Sekarang, sudah bukan zamanya melihat seseorang dari penampilan dan label seseorang. Dulu, saat saya kuliah di luar, beberapa staf uni adalah LGBT, tetapi dalam menjalankan tugasnya, mereka sangat professional dan helpful banget. Mereka terlihat melayani dengan penuh dedikasi. Selalu mencarikan solusi dari permasalahan-permasalahan perkampusan yang dihadapi. Ada lagi, beberapa staf yang berpenampilan sangat nyentrik. Mereka bertato, bertindik, rambut dicat warna warni, dengan model baju yang agak ngepunk.Â
Tapi, subhanallah baiknya...contohnya, saat itu saya sedang menunggui sesi workshop, seorang wanita nyentrik dengan penampilan yang saya gambarkan tadi mempersilahkan saya untuk duduk di sofa dalam ruangan, dan saya diberikan beberapa majalah untuk teman menunggu. Dia meminta saya untuk bertanya apapun kalau ada yang ingin saya ketahui tentang workshop-workshop universitas. Dia tidak membedakan siapapun dalam bersikap, walaupun saya seorang Asia yang berjilbab dan saya berada di Negara yang mayoritas non ditambah dengan gempuran isu terorisme dan islamophobia.

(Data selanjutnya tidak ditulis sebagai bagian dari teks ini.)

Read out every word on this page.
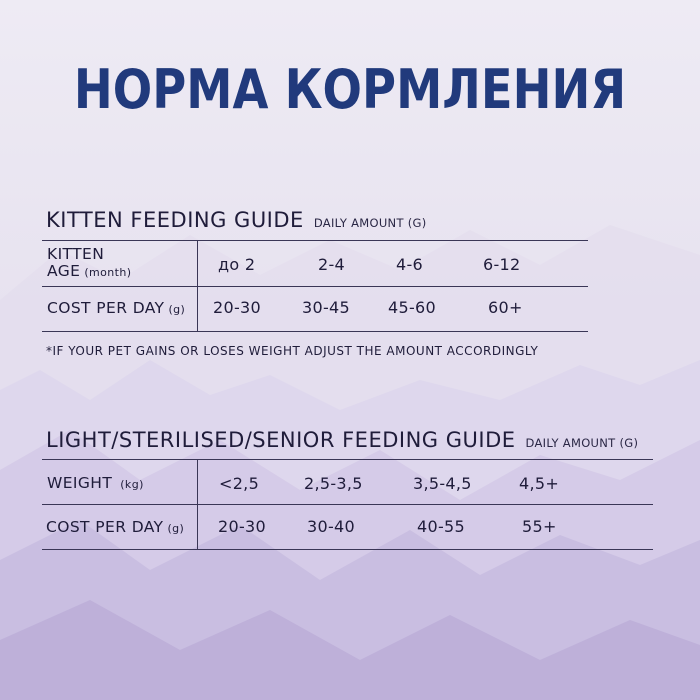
НОРМА КОРМЛЕНИЯ
KITTEN FEEDING GUIDE DAILY AMOUNT (G)
KITTEN
AGE (month)	до 2	2-4	4-6	6-12
COST PER DAY (g) 20-30	30-45 45-60	60+
*IF YOUR PET GAINS OR LOSES WEIGHT ADJUST THE AMOUNT ACCORDINGLY
LIGHT/STERILISED/SENIOR FEEDING GUIDE DAILY AMOUNT (G)
WEIGHT (kg)	<2,5	2,5-3,5	3,5-4,5	4,5+
COST PER DAY (g) 20-30	30-40	40-55	55+
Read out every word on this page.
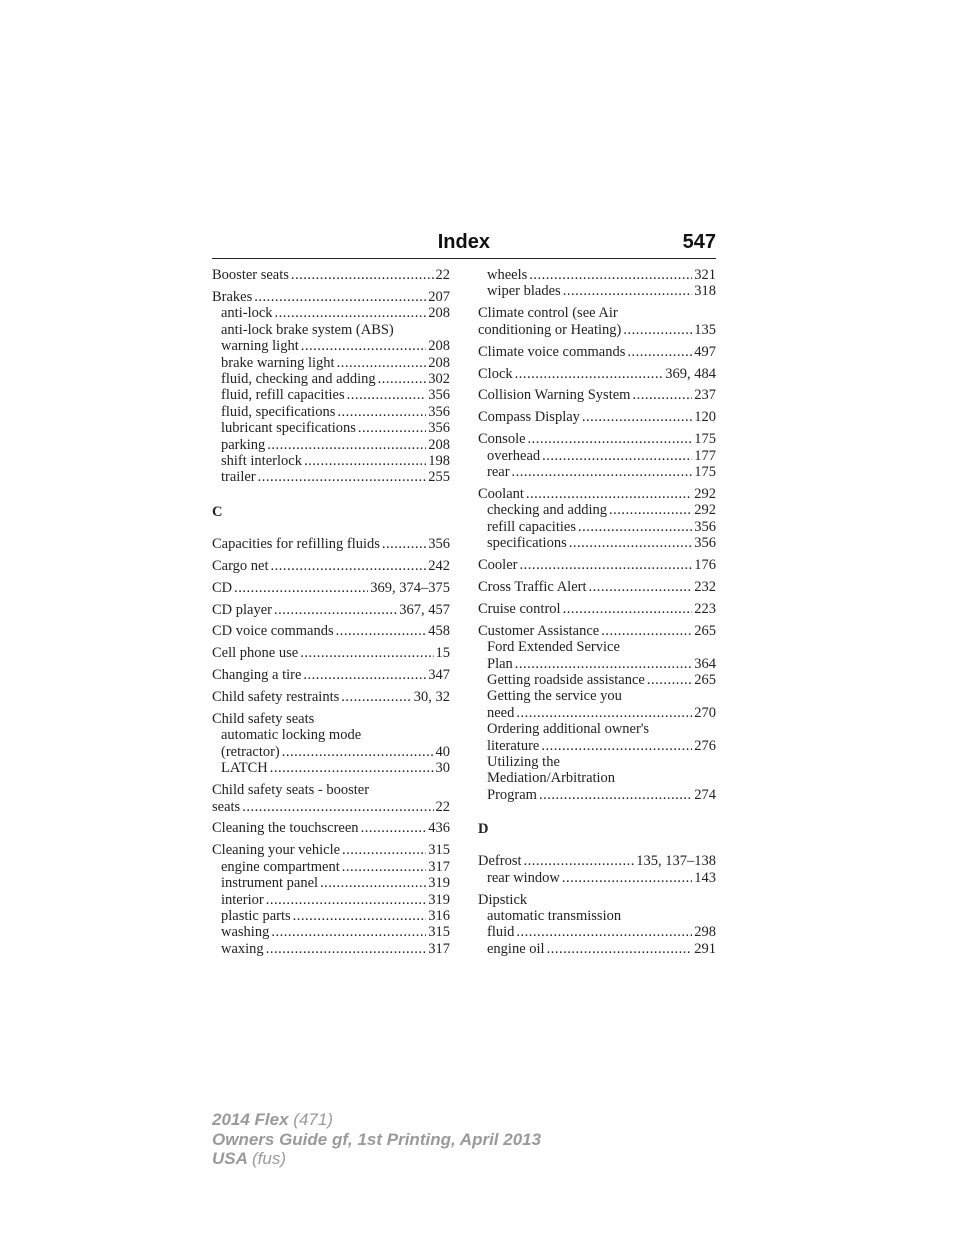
Index	547
Booster seats .....	22
Brakes .....	207
anti-lock .....	208
anti-lock brake system (ABS)
warning light .....	208
brake warning light .....	208
fluid, checking and adding .....	302
fluid, refill capacities .....	356
fluid, specifications .....	356
lubricant specifications .....	356
parking .....	208
shift interlock .....	198
trailer .....	255
C
Capacities for refilling fluids .....	356
Cargo net .....	242
CD .....	369, 374–375
CD player .....	367, 457
CD voice commands .....	458
Cell phone use .....	15
Changing a tire .....	347
Child safety restraints .....	30, 32
Child safety seats
automatic locking mode
(retractor) .....	40
LATCH .....	30
Child safety seats - booster
seats .....	22
Cleaning the touchscreen .....	436
Cleaning your vehicle .....	315
engine compartment .....	317
instrument panel .....	319
interior .....	319
plastic parts .....	316
washing .....	315
waxing .....	317
wheels .....	321
wiper blades .....	318
Climate control (see Air
conditioning or Heating) .....	135
Climate voice commands .....	497
Clock .....	369, 484
Collision Warning System .....	237
Compass Display .....	120
Console .....	175
overhead .....	177
rear .....	175
Coolant .....	292
checking and adding .....	292
refill capacities .....	356
specifications .....	356
Cooler .....	176
Cross Traffic Alert .....	232
Cruise control .....	223
Customer Assistance .....	265
Ford Extended Service
Plan .....	364
Getting roadside assistance .....	265
Getting the service you
need .....	270
Ordering additional owner's
literature .....	276
Utilizing the
Mediation/Arbitration
Program .....	274
D
Defrost .....	135, 137–138
rear window .....	143
Dipstick
automatic transmission
fluid .....	298
engine oil .....	291
2014 Flex (471)
Owners Guide gf, 1st Printing, April 2013
USA (fus)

Saya melihat wanita bercadar ya sama seperti saya melihat mereka. Saya melihat orang-orang dengan keyakinan dan pandangan hidup yang mungkin masih asing bagi saya. Tapi itu hak mereka untuk memilih jalan dan gaya hidup yang sesuai dengan diri mereka sendiri. Apalah saya sehingga saya harus menjudge bahwa satu gaya hidup itu lebih baik dari gaya hidup yang lain la wong yang njalanin ya mereka sendiri kok. Â
Selama ada jiwa kemanusiaan pada diri setiap orang, selama ada keinginan untuk mau hidup berdampingan dengan baik, selama bisa mau menghargai orang lain, buat saya, tak jadi masalah. Hell ya, bisa jadi mereka jauh lebih baik dari saya sebagai seornag manusia. Kalau sebagai hamba Tuhan, apa signifikansinya dibahas. Enggak ada. Itu urusan masing --masing dengan Tuhanya masing-masing.Â
Cuman...memang tak bisa dipungkiri...saat seseorang tak bisa terlihat wajahnya, sedangkan wajah adalah detector termudah antara satu orang dengan orang lain, ya ini agak pelik. Khususnya di area kampus. Contoh kecil deh, kenapa kartu pelajar kita bisa diterima saat mau naik kereta sedangkan Kartu Kelurga tidak? Ya karena yang satu ada fotonya dan yang satunya tidak. Sehingga si pemeriksa bisa mencocokan bahwa orang yang tertera di kartu dan yang megang adalah orang yang sama. Betul?